Ma quesa e' un altro aspetto.

> Non intendo riferirmi ai risultati non convalidati, ma ad eventuali 
forme di censura, o di auto-censura, rispetto, per esempio, al campo 
della genetica.

Il campo della genetica, ma non solo, comprendiamo 
anche quello delle neuroscienze in questo contesto,
 e' piu soggetto, anzi piu' facilmente 
configurabile in questo genere di "manipolazioni".
Ma il controllo e' molto forte. 
Per esempio se si va a dare un'occhiata alla
 Christof Koch's Home Page
< http://goethe.klab.caltech.edu/~koch/crick-koch-cc-97.html >
puo' sconcertare come certi esperimenti "mappature del cervello" 
servono per individuare i percorsi visivi dopo un certo stimolo 
pubblicitario: luminoso, 
forma, colore, messaggio testuale, ...
Ma questi studi servono anche per l'individuazione di altri processi
 patologici o per comprendere taluni aspetti dell'apprendimento 
cognitivo.
Del resto gli studi esposti nel lavoro capostipite 
"Consciousness and Neuroscience" di Francis Crick 
(scopritore del DNA) assieme a Koch del Californiano 
Computation and Neural Systems Program ci parlano 
della coscienza quasi come un "prodotto passivo del cervello".
Di qui' a sconfinare in "ricerche proibite" il passo 
puo' essere breve.
Ma esiste un controllo forte, come dicevo. 
Progetti che sono prodotti didi intelligenze collettive
 tipo il progetto Genoma Umano prevede una serie
di rgole molto strette, vedasi
"Ethical, Legal, and Social Issues (ELSI) of the 
Human Genome Project" 
< http://www.ornl.gov/TechResources/Human_Genome/resource/elsi.html >
cosi' come Human Brain Project
< http://www-hbp.scripps.edu/ >

> Dunque, il mezzo di comunicazione normale è sempre e comunque
 uno strumento necessario.

Che vuol dire normale?
Per i fisici da vent'anni il canale normale e' il Preprint server
di Los Alamos.
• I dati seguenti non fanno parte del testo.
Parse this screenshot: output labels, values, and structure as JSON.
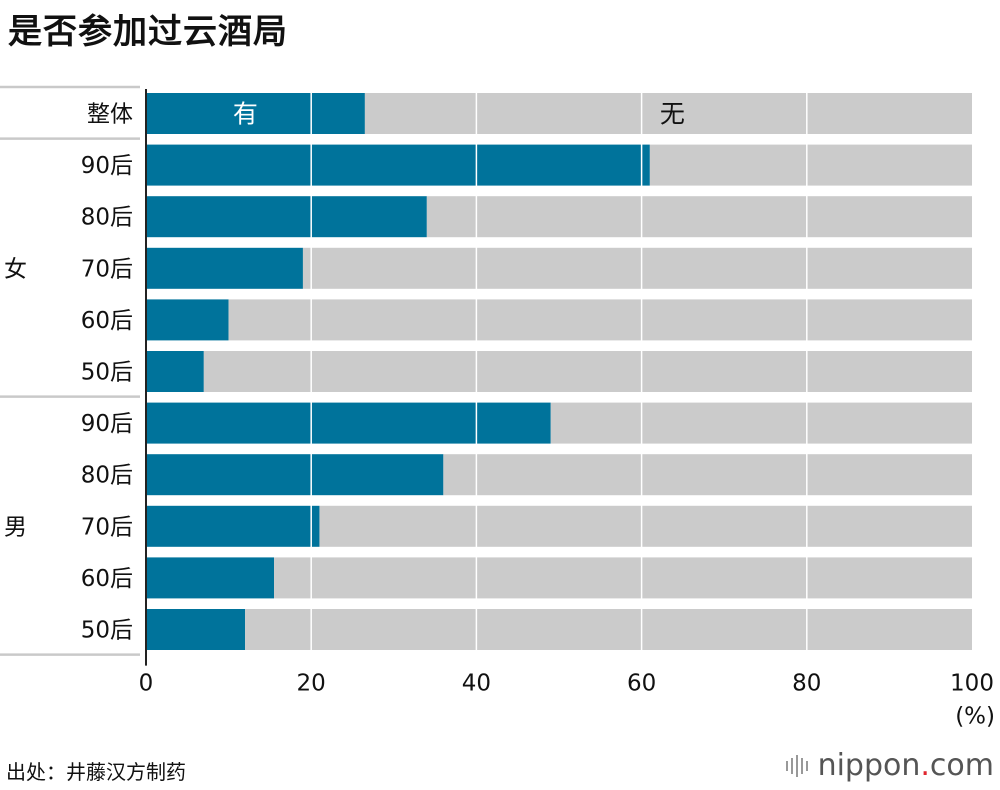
{
  "title": "是否参加过云酒局",
  "source": "出处：井藤汉方制药",
  "logo": {
    "name": "nippon",
    "dot": ".",
    "tld": "com"
  },
  "colors": {
    "yes": "#00739b",
    "no": "#cbcbcb",
    "grid": "#ffffff",
    "divider": "#c9c9c9"
  },
  "chart_data": {
    "type": "bar",
    "orientation": "horizontal",
    "stacked": true,
    "title": "是否参加过云酒局",
    "unit_label": "(%)",
    "xlim": [
      0,
      100
    ],
    "x_ticks": [
      0,
      20,
      40,
      60,
      80,
      100
    ],
    "groups": [
      {
        "label": "",
        "categories": [
          "整体"
        ]
      },
      {
        "label": "女",
        "categories": [
          "90后",
          "80后",
          "70后",
          "60后",
          "50后"
        ]
      },
      {
        "label": "男",
        "categories": [
          "90后",
          "80后",
          "70后",
          "60后",
          "50后"
        ]
      }
    ],
    "series": [
      {
        "name": "有",
        "values": [
          26.5,
          61,
          34,
          19,
          10,
          7,
          49,
          36,
          21,
          15.5,
          12
        ]
      },
      {
        "name": "无",
        "values": [
          73.5,
          39,
          66,
          81,
          90,
          93,
          51,
          64,
          79,
          84.5,
          88
        ]
      }
    ],
    "legend": "inline-first-bar",
    "grid": true
  }
}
Se non passa di li' un lavoro non e' un "buon lavoro"
perche' nomn vagliato dalla comunita' dei fisici.
Per la matmatica oramai anche. Abbiamo messo in piedi di 
recente un server
Italiano in contesto Associazione Matematica Europea, il server Gateway
MPRESS.
Gli e-print server saranno i canali privilegiati, 
anzi lo sono gia' per le comunita' degli studiosi

> Conseguentemente, mi chiedo: è possibile che una riduzione
 del flusso informativo, e soprattutto della dinamica di feed
 e feed-back, su certi argomenti, produca difficoltà per determinate 
aziende --diciamo così-- piuttosto avventurose a proseguire la loro
"avventura"?

Si', puo' essere. In una prima fase potrebbe accadere.
Ma questa e' una mia opinione 

> In soldoni: sui free-server circolano informazioni anche sugli 
esperimenti di biotecnologia non approvati dalla morale comune, 
oppure no? Non sarebbe male fare una piccola verifica: 
che ne dici Antonella?

Per la Medicina Clinica Netprint e' partito solo il primo gennaio 2000.
Per le biotecnologie il server europeo, nato per contrastare quello
statunitense voluto da Harold Varmus ex direttore del NIH, non e'
 ancora decollato... questioni non solo organizzative. 
E' tutto pronto...
Ma l'impronta filosofica e concettuale e' diversa da PubMed Central
(e ' il nuovo nome del server E-Biomed, appunto per questioni legate
sia ai monopoli editoriali sull'informazione sia dalla cultura 
differente (europea e statunitense)

> (tra parentesi, Antonella sembra abbia fatto uno scoop, che 
sta verificando, e che riguarda l'accessibilità in modo gratuito, 
attraverso un server australiano che fa da gateway, di un ampio
 numero di banche dati scientifiche a pagamento [molto care])

Si', un server australiano z39.50 ERL (Electronic Reference Library).
Ma queste sono banche dati bibliografiche. Sono un altro genere di
risorse.
Ho scovato questo server che contiene una quindicina di banche dati
gratuitamente accessibili. Sono banche dati che si vendono a caro
prezzo.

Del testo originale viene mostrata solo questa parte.